The link for the staged submission has been updated and is now here: https://programminghistorian.github.io/ph-submissions/en/drafts/originals/interrogating-national-narrative-gpt

I'm starting the technical review now, will come back with any comments, corrections and suggestions shortly

tiagosousagarcia avatar Feb 17 '22 10:02 tiagosousagarcia

@ChantalMB, congratulations on an excellent tutorial -- this is a challenging and exciting topic (and something very close to my current work), and you've tackled it beautifully.

Apologies for the delay in moving your article forward -- there were a few personal reasons that kept me away from this for a while.

I've made an initial technical review 757f056, making small changes as I went along. A summary of these are:

Changes made

  • l. 30 -- changed single to double quotation marks (consistency) (and in other places, silently)
  • l. 30 -- added wiki link to machine learning
  • l. 30 -- added wiki link to artificial intelligence
  • l. 30 -- ie -> i.e.
  • l. 32 -- changed single to double quotation marks (consistency)
  • l. 36 -- "As the first half implies, " -> deleted (clarity)
  • l. 36 -- changed single to double quotation marks (consistency)
  • l. 38 -- "official" -> "officially"
  • l. 60 -- "ex" -> "e.g."
  • l. 64 -- added wiki link to multi-core processor
  • l. 68 -- "propriety" -> "proprietary"
  • l. 85 -- added link to conda enviroment
  • l. 183 -- "outline" -> "outlines"
  • l. 319 -- capitalised and italicised PH

Additionally, I would also suggest you consider the following before we send your article for peer-review:

Suggestions

  • l. 42 -- add a local copy of the dataset to PH (can be done now, if no further changes to the dataset)
  • l. 42 -- add references to other PH tutorials on relevant methods (i.e., web-scraping, data cleaning, for example)
  • l. 44 -- explain what is meant by 'prefix functionality'
  • l. 46 -- requirements should probably appear earlier in the lesson (after overview?)
  • l. 52 -- "you may use an online service that offers cloud-based GPU computing" -- add a note to explain that a few examples will be discussed in more detail in a section below
  • ll. 85-95 -- should the virtual environment have a more descriptive name than "gpt2"? I.e., users who dabbled before (or may wish to dabble again), would benefit from a clearer label
  • l. 155 -- add link to more documentation on GPT-2's different options
  • ll. 185-188 -- add a few notes explaining why you chose those specific default values, more detail on units (i.e., are they all in steps?), and more detail on 'learning_rate'
  • l. 197 -- Google Collab took 37 minutes for me; I wonder whether it would be worth it being a little more general here (i.e., execution times will vary), and just offer a minimum time (i.e., at least 20 min)
  • l. 258 -- link to example output text is missing
  • ll. 252-302 -- really like this section. Presents a good example of how to use a generative language model to interrogate a media narrative. A few more things that I would like to see addressed here would be a rough hit rate for useful generated text (i.e., how many generations until something interesting came along) and your process to determine what makes a particular generation interesting. I understand that this is a thorny and complex issue that falls slightly outside of the scope of the article, but it might be useful to acknowledge some of these complexities here. Another thing that could be addressed here (or elsewhere), is hints at other scholarly uses for AI-generated text.
  • ll. 303-322 -- another excellent section. A couple of notes here: 1) it might be useful to point towards other text-gen AIs, some of which attempt to at least address some of the concerns around OpenAIs practices and base model (Eleuther, for example) 2) The last paragraph (l. 321) reads more like a conclusion rather than an ethical discussion. I would probably separate it and expand it slightly with this in mind.

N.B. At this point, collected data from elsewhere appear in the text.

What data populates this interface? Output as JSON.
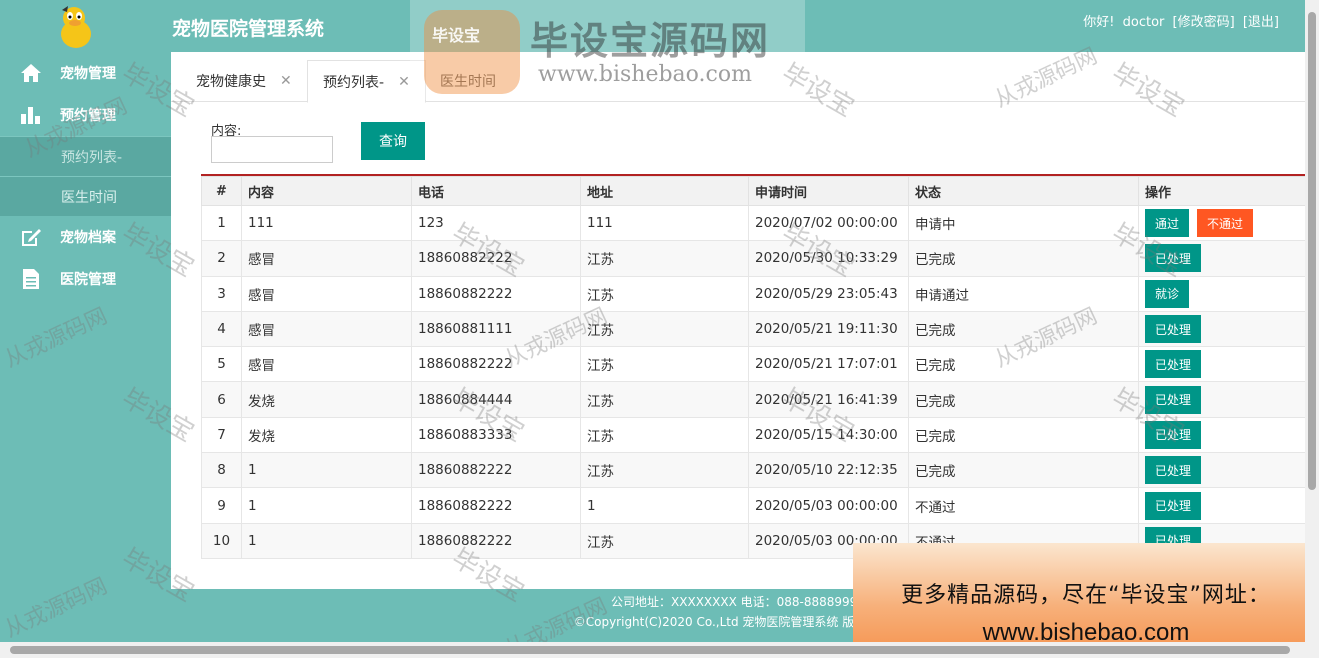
{
  "header": {
    "app_title": "宠物医院管理系统",
    "greeting": "你好!",
    "username": "doctor",
    "change_password": "[修改密码]",
    "logout": "[退出]"
  },
  "sidebar": {
    "items": [
      {
        "label": "宠物管理",
        "icon": "home-icon"
      },
      {
        "label": "预约管理",
        "icon": "bar-chart-icon"
      },
      {
        "label": "预约列表-",
        "icon": ""
      },
      {
        "label": "医生时间",
        "icon": ""
      },
      {
        "label": "宠物档案",
        "icon": "edit-icon"
      },
      {
        "label": "医院管理",
        "icon": "document-icon"
      }
    ]
  },
  "tabs": [
    {
      "label": "宠物健康史"
    },
    {
      "label": "预约列表-"
    },
    {
      "label": "医生时间"
    }
  ],
  "search": {
    "label": "内容:",
    "value": "",
    "button": "查询"
  },
  "table": {
    "headers": [
      "#",
      "内容",
      "电话",
      "地址",
      "申请时间",
      "状态",
      "操作"
    ],
    "rows": [
      {
        "n": "1",
        "content": "111",
        "phone": "123",
        "addr": "111",
        "time": "2020/07/02 00:00:00",
        "status": "申请中",
        "actions": [
          "通过",
          "不通过"
        ]
      },
      {
        "n": "2",
        "content": "感冒",
        "phone": "18860882222",
        "addr": "江苏",
        "time": "2020/05/30 10:33:29",
        "status": "已完成",
        "actions": [
          "已处理"
        ]
      },
      {
        "n": "3",
        "content": "感冒",
        "phone": "18860882222",
        "addr": "江苏",
        "time": "2020/05/29 23:05:43",
        "status": "申请通过",
        "actions": [
          "就诊"
        ]
      },
      {
        "n": "4",
        "content": "感冒",
        "phone": "18860881111",
        "addr": "江苏",
        "time": "2020/05/21 19:11:30",
        "status": "已完成",
        "actions": [
          "已处理"
        ]
      },
      {
        "n": "5",
        "content": "感冒",
        "phone": "18860882222",
        "addr": "江苏",
        "time": "2020/05/21 17:07:01",
        "status": "已完成",
        "actions": [
          "已处理"
        ]
      },
      {
        "n": "6",
        "content": "发烧",
        "phone": "18860884444",
        "addr": "江苏",
        "time": "2020/05/21 16:41:39",
        "status": "已完成",
        "actions": [
          "已处理"
        ]
      },
      {
        "n": "7",
        "content": "发烧",
        "phone": "18860883333",
        "addr": "江苏",
        "time": "2020/05/15 14:30:00",
        "status": "已完成",
        "actions": [
          "已处理"
        ]
      },
      {
        "n": "8",
        "content": "1",
        "phone": "18860882222",
        "addr": "江苏",
        "time": "2020/05/10 22:12:35",
        "status": "已完成",
        "actions": [
          "已处理"
        ]
      },
      {
        "n": "9",
        "content": "1",
        "phone": "18860882222",
        "addr": "1",
        "time": "2020/05/03 00:00:00",
        "status": "不通过",
        "actions": [
          "已处理"
        ]
      },
      {
        "n": "10",
        "content": "1",
        "phone": "18860882222",
        "addr": "江苏",
        "time": "2020/05/03 00:00:00",
        "status": "不通过",
        "actions": [
          "已处理"
        ]
      }
    ]
  },
  "footer": {
    "address_line": "公司地址：XXXXXXXX 电话：088-88889999",
    "copyright": "©Copyright(C)2020 Co.,Ltd 宠物医院管理系统 版权所有©"
  },
  "watermark": {
    "brand": "毕设宝源码网",
    "badge": "毕设宝",
    "url": "www.bishebao.com",
    "tile_a": "毕设宝",
    "tile_b": "从戎源码网"
  },
  "ad": {
    "line1": "更多精品源码，尽在“毕设宝”网址：",
    "line2": "www.bishebao.com"
  },
  "colors": {
    "teal": "#6dbdb6",
    "button_green": "#009688",
    "button_orange": "#ff5722",
    "table_top_border": "#b22222"
  }
}
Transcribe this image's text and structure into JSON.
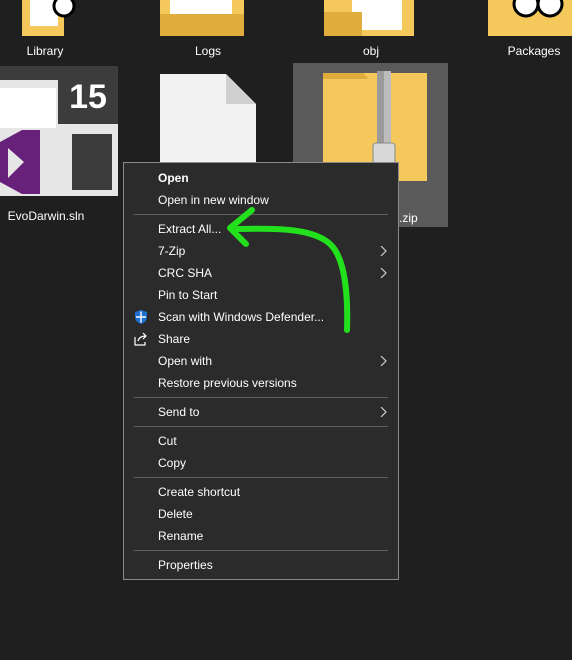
{
  "desktop": {
    "top_labels": [
      "Library",
      "Logs",
      "obj",
      "Packages"
    ],
    "sln_label": "EvoDarwin.sln",
    "vs_version": "15",
    "zip_label_suffix": ".zip"
  },
  "menu": {
    "open": "Open",
    "open_new_window": "Open in new window",
    "extract_all": "Extract All...",
    "seven_zip": "7-Zip",
    "crc_sha": "CRC SHA",
    "pin_to_start": "Pin to Start",
    "scan_defender": "Scan with Windows Defender...",
    "share": "Share",
    "open_with": "Open with",
    "restore_versions": "Restore previous versions",
    "send_to": "Send to",
    "cut": "Cut",
    "copy": "Copy",
    "create_shortcut": "Create shortcut",
    "delete": "Delete",
    "rename": "Rename",
    "properties": "Properties"
  },
  "colors": {
    "background": "#1f1f1f",
    "menu_bg": "#2b2b2b",
    "menu_border": "#8a8a8a",
    "separator": "#5e5e5e",
    "folder": "#f4c85a",
    "folder_dark": "#e0ad3c",
    "vs_purple": "#68217a",
    "annotation_arrow": "#22e01c",
    "zip_selection": "#5a5a5a"
  }
}
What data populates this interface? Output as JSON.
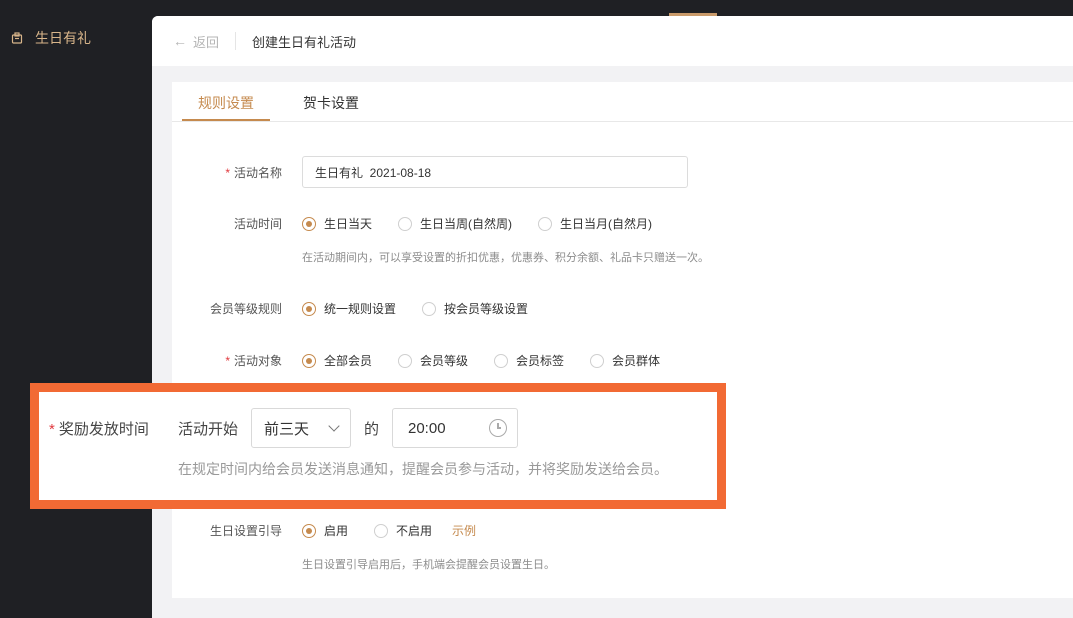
{
  "sidebar": {
    "item_label": "生日有礼",
    "accent_color": "#d8b58a"
  },
  "header": {
    "back_label": "返回",
    "title": "创建生日有礼活动"
  },
  "tabs": [
    {
      "label": "规则设置"
    },
    {
      "label": "贺卡设置"
    }
  ],
  "form": {
    "activity_name": {
      "label": "活动名称",
      "value": "生日有礼  2021-08-18"
    },
    "activity_time": {
      "label": "活动时间",
      "options": [
        "生日当天",
        "生日当周(自然周)",
        "生日当月(自然月)"
      ],
      "hint": "在活动期间内，可以享受设置的折扣优惠，优惠券、积分余额、礼品卡只赠送一次。"
    },
    "member_level_rule": {
      "label": "会员等级规则",
      "options": [
        "统一规则设置",
        "按会员等级设置"
      ]
    },
    "activity_target": {
      "label": "活动对象",
      "options": [
        "全部会员",
        "会员等级",
        "会员标签",
        "会员群体"
      ]
    },
    "reward_time": {
      "label": "奖励发放时间",
      "prefix": "活动开始",
      "select_value": "前三天",
      "connector": "的",
      "time_value": "20:00",
      "hint": "在规定时间内给会员发送消息通知，提醒会员参与活动，并将奖励发送给会员。"
    },
    "birthday_guide": {
      "label": "生日设置引导",
      "options": [
        "启用",
        "不启用"
      ],
      "link": "示例",
      "hint": "生日设置引导启用后，手机端会提醒会员设置生日。"
    }
  },
  "colors": {
    "primary": "#c58a4e",
    "highlight_border": "#f26a34",
    "required": "#e0393e"
  },
  "icons": [
    "gift-icon",
    "arrow-left-icon",
    "chevron-down-icon",
    "clock-icon"
  ]
}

Thank you for all your hard work!

tiagosousagarcia avatar Feb 17 '22 12:02 tiagosousagarcia

@ChantalMB Would you be able to get these small changes done in the next couple of weeks? If so, that'll give us some time to assign an editor (pinging @svmelton) before getting it out to peer review.

drjwbaker avatar Feb 17 '22 16:02 drjwbaker

Thanks, @drjwbaker! @jrladd will serve as an editor for this piece.

svmelton avatar Feb 17 '22 19:02 svmelton

Thanks @tiagosousagarcia for the initial technical review! @drjwbaker I should be able to fully review + get these changes done over the course of next week!

ChantalMB avatar Feb 18 '22 05:02 ChantalMB

(I am co-assigning myself here so that I can shadow the editorial process).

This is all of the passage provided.